A Numerical Modeling Study of Turbulence and Sediment Resuspension in the Near Field of River Plumes

Monday, 15 December 2014
Jia-Lin Chen, Center for Applied Coastal Research, Newark, DE, United States, Tian-Jian Hsu, University of Delaware, Newark, DE, United States, W Rockwell Geyer, WHOI, Woods Hole, MA, United States and Shihnan Chen, Institute of Oceanography, Taipei, Taiwan
To understand the dominant mechanisms controlling the delivery of sediment in the near field of river plumes, a numerical study is carried out using Regional Ocean Modeling System (ROMS) with an idealized river mouth domain. The domain is designed to be sufficiently simple such that it can be described by several nondimensional parameters but sufficiently complex to capture the key features of a given river mouth.
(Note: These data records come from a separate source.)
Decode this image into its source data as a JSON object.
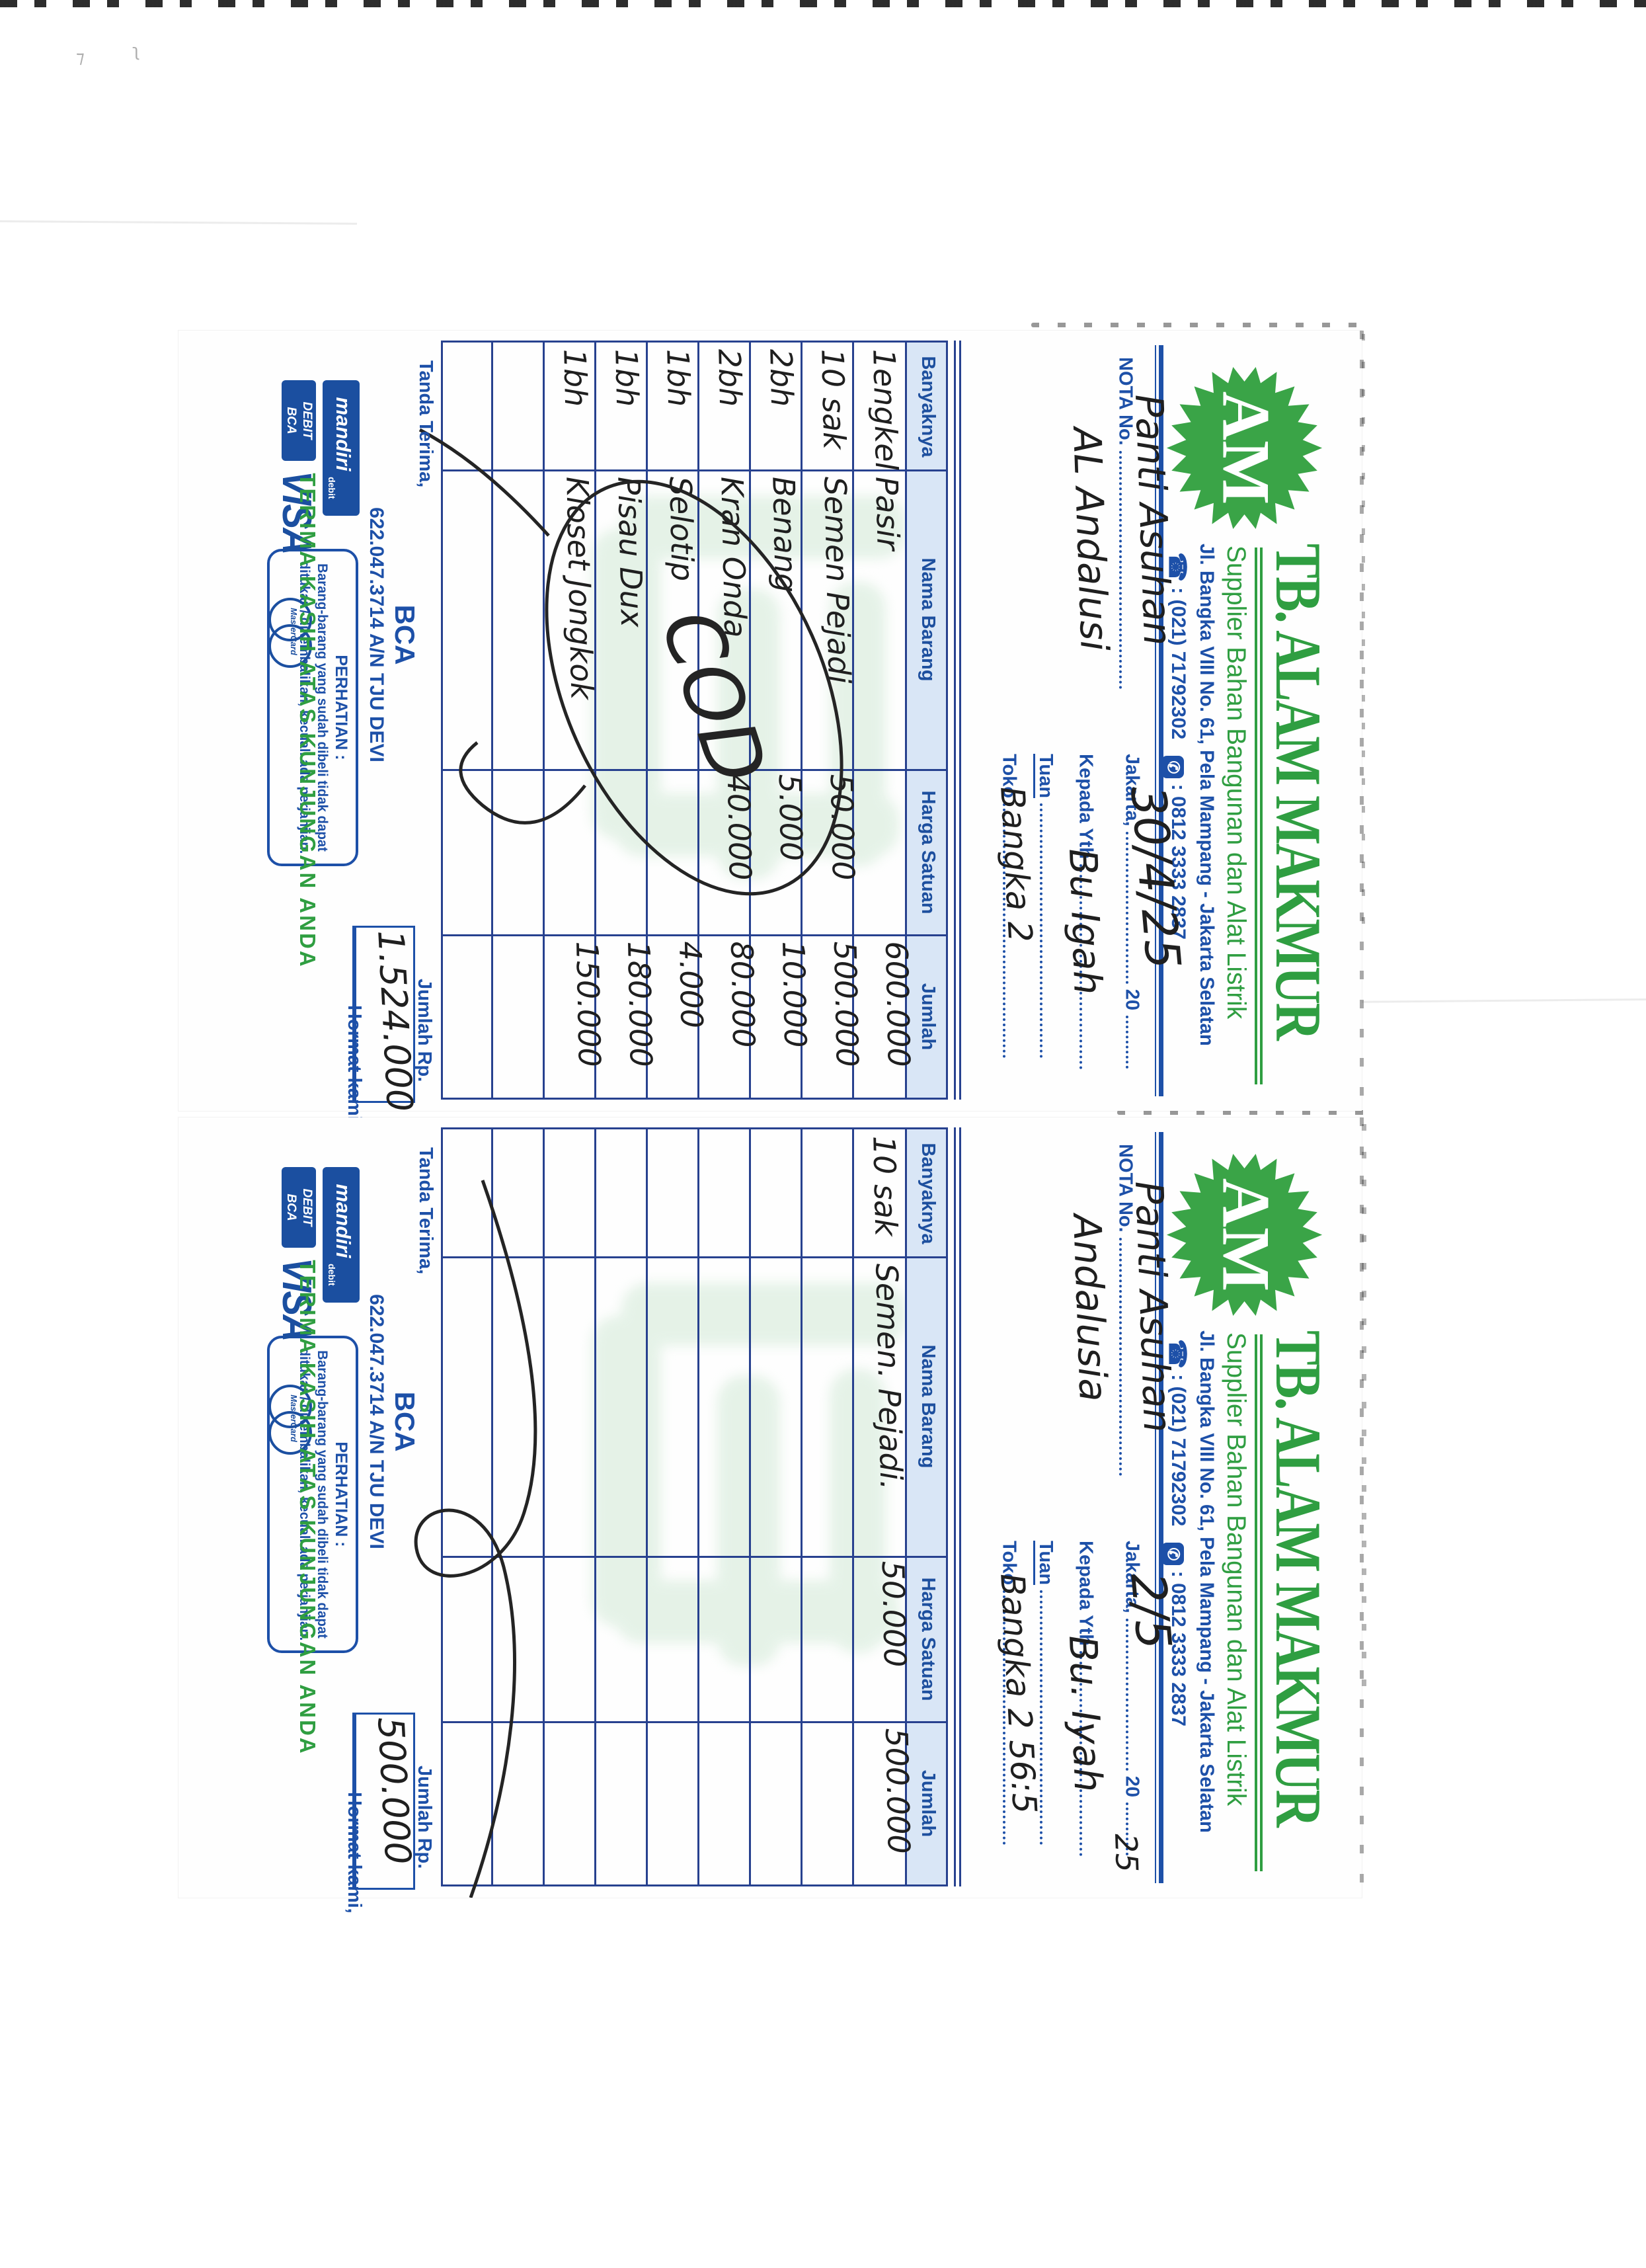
{
  "labels": {
    "store_name": "TB. ALAM MAKMUR",
    "tagline": "Supplier Bahan Bangunan dan Alat Listrik",
    "address": "Jl. Bangka VIII No. 61, Pela Mampang - Jakarta Selatan",
    "phone_office": ": (021) 71792302",
    "phone_mobile": ": 0812 3333 2837",
    "logo_text": "AM",
    "nota_no": "NOTA No.",
    "city": "Jakarta,",
    "year_prefix": "20",
    "kepada": "Kepada Yth",
    "tuan": "Tuan",
    "toko": "Toko",
    "col_qty": "Banyaknya",
    "col_name": "Nama Barang",
    "col_price": "Harga Satuan",
    "col_total": "Jumlah",
    "tanda_terima": "Tanda Terima,",
    "jumlah_rp": "Jumlah Rp.",
    "hormat_kami": "Hormat kami,",
    "bank_name": "BCA",
    "bank_account": "622.047.3714 A/N TJU DEVI",
    "perhatian_title": "PERHATIAN :",
    "perhatian_line1": "Barang-barang yang sudah dibeli tidak dapat",
    "perhatian_line2": "ditukar / dikembalikan, kecuali ada perjanjian.",
    "thanks": "TERIMA KASIH ATAS KUNJUNGAN ANDA",
    "visa": "VISA",
    "mandiri": "mandiri",
    "mandiri_sub": "debit",
    "debit": "DEBIT",
    "debit_bank": "BCA",
    "mastercard": "MasterCard"
  },
  "icons": {
    "fax": "☎",
    "mobile": "✆"
  },
  "colors": {
    "brand_green": "#2f9e41",
    "form_blue": "#1d50a8",
    "table_line": "#27418f",
    "header_cell_bg": "#d9e6f6",
    "handwriting": "#1f1f1f",
    "watermark_green": "#cde7d2"
  },
  "receipts": [
    {
      "customer_line1": "Panti Asuhan",
      "customer_line2": "AL Andalusi",
      "date_hw": "30/4/25",
      "year_hw": "",
      "kepada_hw": "Bu Igah",
      "toko_hw": "Bangka 2",
      "items": [
        {
          "qty": "1engkel",
          "name": "Pasir",
          "price": "",
          "total": "600.000"
        },
        {
          "qty": "10 sak",
          "name": "Semen Pejadi",
          "price": "50.000",
          "total": "500.000"
        },
        {
          "qty": "2bh",
          "name": "Benang",
          "price": "5.000",
          "total": "10.000"
        },
        {
          "qty": "2bh",
          "name": "Kran Onda",
          "price": "40.000",
          "total": "80.000"
        },
        {
          "qty": "1bh",
          "name": "Selotip",
          "price": "",
          "total": "4.000"
        },
        {
          "qty": "1bh",
          "name": "Pisau Dux",
          "price": "",
          "total": "180.000"
        },
        {
          "qty": "1bh",
          "name": "Kloset Jongkok",
          "price": "",
          "total": "150.000"
        }
      ],
      "total_hw": "1.524.000",
      "note_hw": "COD"
    },
    {
      "customer_line1": "Panti Asuhan",
      "customer_line2": "Andalusia",
      "date_hw": "2/5",
      "year_hw": "25",
      "kepada_hw": "Bu. Iyah",
      "toko_hw": "Bangka 2 56:5",
      "items": [
        {
          "qty": "10 sak",
          "name": "Semen. Pejadi.",
          "price": "50.000",
          "total": "500.000"
        }
      ],
      "total_hw": "500.000",
      "note_hw": ""
    }
  ]
}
Motivated by a recent multi-institutional study at the mouth of Columbia River, we first apply the idealized model similar to the Columbia River month during the month of May 2013 when the field observation was conducted. Field observation shows interesting asymmetry of near bed turbidity with significantly higher turbidity observed during flood, which follows the landward migrating front. Numerical model predicts a significantly higher turbulent kinetic energy (TKE) following the landward-migrating front during flood, consistent with the location where high turbidity is observed. Preliminary analysis shows that the predicted high near bed TKE level is associated with the stratified two-layer flow established during flood. The two-layer system establishes high flow shear at the interface and enhances TKE in the lower layer. During ebb, the flow becomes much less stratified with a very low gradient Richardson number, and the TKE distribution more or less follows the classic logarithmic law. More thorough analysis including simulations with different composition of sediment resuspended from the plume nearfield and/or supplied by the river outflow will be discussed.